Lorsque l'on est passionné par les oiseaux on ne se lasse pas de les observer dans leurs
multiples activités et on a parfois la chance de les entrevoir dans des
situations cocasses et peu ordinaires. Voici une petite galerie de ces drôles
de postures prises sur le vif par Alex et Marie Beauquenne.
Le morillon, très élégant dans son habit de cérémonie, hôte
assez régulier des étangs de ma région, arbore en général un maintien réservé,
mais apparemment un souffle de vent malicieux a doté celui-là d'une allure
clownesque qui le montre sous un nouveau jour ou il apparait plein de fantaisie.
Parmi les nombreuses fauvettes visibles en France la
fauvette à tête noire est peut-être celle que l'on connait le mieux par son
chant d'une intensité sonore remarquable qui s'entend dès le début du printemps
et qui semble disproportionné par rapport à la taille de l'oiseau. Sa calotte
noire, marron chez la femelle, permet en outre de la distinguer des autres
fauvettes. Celle présentée ici s'efforce peut-être, au risque d'attraper un
torticolis, de débusquer quelque chenille sous les feuilles ou d'éventer la
présence d'un chat aux aguets.
A surprendre ces mésanges juvéniles dans une telle attitude,
on peut imaginer qu' elles accueillent ainsi un de leurs parents venu remplir
une série de becs insatiables et qui face à cette avidité n'aura d'autre
alternative que de repartir en chasse sans le moindre répit.

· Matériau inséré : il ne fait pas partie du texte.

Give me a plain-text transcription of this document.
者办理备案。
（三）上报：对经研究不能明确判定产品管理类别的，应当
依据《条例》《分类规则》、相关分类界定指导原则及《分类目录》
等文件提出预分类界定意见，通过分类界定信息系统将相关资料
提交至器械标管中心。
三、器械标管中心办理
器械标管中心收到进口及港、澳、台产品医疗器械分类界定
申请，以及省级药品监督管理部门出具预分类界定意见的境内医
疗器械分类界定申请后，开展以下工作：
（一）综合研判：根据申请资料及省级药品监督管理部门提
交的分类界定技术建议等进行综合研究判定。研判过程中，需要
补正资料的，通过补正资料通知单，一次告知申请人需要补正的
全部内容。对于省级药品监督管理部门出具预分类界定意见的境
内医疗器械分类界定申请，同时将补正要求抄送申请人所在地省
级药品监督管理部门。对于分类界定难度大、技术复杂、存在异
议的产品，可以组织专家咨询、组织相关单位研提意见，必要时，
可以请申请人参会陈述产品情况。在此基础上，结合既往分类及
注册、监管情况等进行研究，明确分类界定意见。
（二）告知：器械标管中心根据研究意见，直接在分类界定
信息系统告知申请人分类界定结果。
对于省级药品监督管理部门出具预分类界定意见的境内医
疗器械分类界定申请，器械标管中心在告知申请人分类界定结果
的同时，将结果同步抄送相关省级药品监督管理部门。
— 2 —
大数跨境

La sitelle torchepot dans son costume gris-bleu agrémenté de
rose-saumon doit son nom évocateur au fait qu'elle obstrue en partie son nid
avec de l'argile ; son bandeau de pirate qui lui confère un petit air canaille et sa
particularité de pouvoir descendre les troncs tête en bas, fait très rare chez
les passereaux, l'incitent à prendre la pose avec complaisance devant
l'objectif.
Comme la fauvette à tête noire le pouillot véloce revient
dès les premiers jours du printemps, souvent perché au sommet d'un arbre il se
signale par un chant répétitif sur deux notes très facilement reconnaissable.
Celui-ci semble s'incliner dans une révérence très collet-monté, peut-être pour
remercier l'insecte qui lui servira de déjeuner.
Le pinson des arbres, un bel oiseau, hôte régulier des
mangeoires en hiver, se présente ici vu de dos et le dessin de ses ailes prend
alors un relief particulier. Avec un peu d'imagination on se croirait en
présence d'un masque africain aux yeux en losange, nous toisant d'un regard
rempli de mystère.
Tous ces oiseaux rigolos demandent sans doute beaucoup de
patience à l'observateur et au photographe pour être surpris dans ces attitudes
spéciales mais de tels spectacles les récompensent largement de leur persévérance.